Mishima (10,a) had already "prophesied" that "Man
gives his seed to woman. Then starts the long, long, indefinable
journey towards nihilism".
4. CONCLUSION
The group therapist must treat patients with disturbances
in orgasm (orgasm-death and fetishism) as a frustrated and
vulnerable child, whose desires have to be satisfied within
bounds of possibility with a gradual tactful clarifying
of what these bounds are. A patient treated in a group as
a "special" human being, symbolically as "his
offended majesty", the "baby" may, in the
hands of a patient, talented analyst transform the chaos
and violence of his unconscious fantasies into superficial
calm of a compensated narcissistic personality. Psychotherapy
becomes a secure refuge that protects the patient from the
rigors of the present life and protects the therapist from
the furious attacks of hate in the unconscious of the patient.
With the diminution of the perception of the analyst felt
as a bad object, the patient can now begin to become aware
that the object of his love and of his hate is the same.
By means of group sessions, we can show, clearly, how secondary
elaborations of unconscious fantasies, loaded with guilt,
increase the death instinct in such a way that it will prevent
orgasm (pseudofrigidity and impotence) and also, the joy
of living. If this unconscious guilt is less intensive,
it will not prevent clitoral orgasm or the introducing of
the penis (premature orgasm) or a certain joy in living;
however, if guilt is very marked, it will render orgasm
with the penis inside the vagina difficult for the woman
or will lead to impotence in the case of a man, owing to
his strong aggressivity towards his partner; in the woman,
this guilt is reinforced by phallocentric guilt,(woman-serf).
We conclude that: the individual will defend himself against
a greater ill (death) by choosing a lesser ill (pseudofrigidity
or impotence).
5. SUMMARY
The love-hate theme expansible to orgasm-death is first
broached with the citing of famous paintings: Wedding Night
by Dorothea Tanning; The Nightmare by Paul Delvaux; La Licorne
and Autumn Cannibalism by Salvador Dali.
Clinical material from a group session is commented upon
to clarify, in practice, the conflict between love-death
and orgasm-death.
The author discusses the difficulties in obtaining pleasure
and broaches the deeper causes for non-obtention of orgasm
or when orgasm is only clitoral and premature ejaculation.
The individual may be led by the life instinct (love) and
be contaminated by the death instinct (destructiveness)
during sexual intercourse. He broaches the impulse of life
and of death as an object relation, where the defensive
process disorganizes the affective state itself leading
to impotence, frigidity, perversity and the fetish (the
latter as a transitional object and adjunct factor).

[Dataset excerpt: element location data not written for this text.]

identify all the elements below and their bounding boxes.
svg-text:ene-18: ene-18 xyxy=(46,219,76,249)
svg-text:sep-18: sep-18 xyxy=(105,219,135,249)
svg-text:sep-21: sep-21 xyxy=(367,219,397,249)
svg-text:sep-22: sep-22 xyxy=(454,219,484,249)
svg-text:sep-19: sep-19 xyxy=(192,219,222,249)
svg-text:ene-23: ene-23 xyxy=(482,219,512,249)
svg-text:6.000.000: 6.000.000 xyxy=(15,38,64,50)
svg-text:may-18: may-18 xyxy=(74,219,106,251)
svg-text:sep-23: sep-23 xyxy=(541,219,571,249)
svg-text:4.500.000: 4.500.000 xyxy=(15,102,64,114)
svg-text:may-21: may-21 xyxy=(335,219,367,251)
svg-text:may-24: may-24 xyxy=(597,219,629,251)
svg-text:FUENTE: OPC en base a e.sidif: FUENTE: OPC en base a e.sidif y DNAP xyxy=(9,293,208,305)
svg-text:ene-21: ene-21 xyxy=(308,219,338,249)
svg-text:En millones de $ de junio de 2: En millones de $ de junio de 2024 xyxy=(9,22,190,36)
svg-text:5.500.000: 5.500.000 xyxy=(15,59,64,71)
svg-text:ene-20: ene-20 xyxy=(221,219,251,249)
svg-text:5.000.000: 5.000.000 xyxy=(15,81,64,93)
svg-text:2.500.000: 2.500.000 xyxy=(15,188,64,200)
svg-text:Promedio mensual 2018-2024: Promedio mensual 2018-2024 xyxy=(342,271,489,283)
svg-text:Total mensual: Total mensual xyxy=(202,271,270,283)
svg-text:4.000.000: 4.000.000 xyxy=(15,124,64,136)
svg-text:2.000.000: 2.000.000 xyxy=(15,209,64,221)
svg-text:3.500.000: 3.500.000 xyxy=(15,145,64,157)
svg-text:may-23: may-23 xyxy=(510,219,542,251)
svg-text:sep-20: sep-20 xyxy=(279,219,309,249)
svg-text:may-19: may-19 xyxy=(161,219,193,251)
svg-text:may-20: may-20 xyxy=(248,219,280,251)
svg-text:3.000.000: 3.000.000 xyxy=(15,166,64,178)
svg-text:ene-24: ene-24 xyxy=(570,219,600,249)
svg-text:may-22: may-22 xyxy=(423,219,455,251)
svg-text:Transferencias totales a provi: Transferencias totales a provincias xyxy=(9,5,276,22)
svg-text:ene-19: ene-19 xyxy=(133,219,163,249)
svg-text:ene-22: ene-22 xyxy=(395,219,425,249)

Hate may give rise to aggressive behavior which is highly
pleasurable - sadism by humiliation or arrogance bring about
suffering. These processes are, at times, unconscious, stemming
from the molding periods - the bad-mother fantasy as a powerful
enemy.
Hate stemming from secondary elaborations of unconscious
fantasies and a subsequent feeling of guilt, would lead
to an inability to love and through orgasm to do away with
the subsequent frustrations.
In conclusion, the predominance of the death instinct prevents
love, orgasm, and the ability to love. If this unconscious
guilt is less intense, it will not prevent clitoral orgasm
or the introducing of the penis (premature orgasm) or a
certain pleasure in being alive; if, however, the guilt
is very marked, orgasm will be rendered difficult for a
woman with the penis inside the vagina or will lead to impotence
in the case of a man, owing to strong aggressivity towards
his partner; in the woman, this guilt is reinforced by phallocentric
guilt (the woman-self), so that the individual defends himself
in face of a greater evil (death) preferring the lesser
evil (pseudo-frigidity or impotence).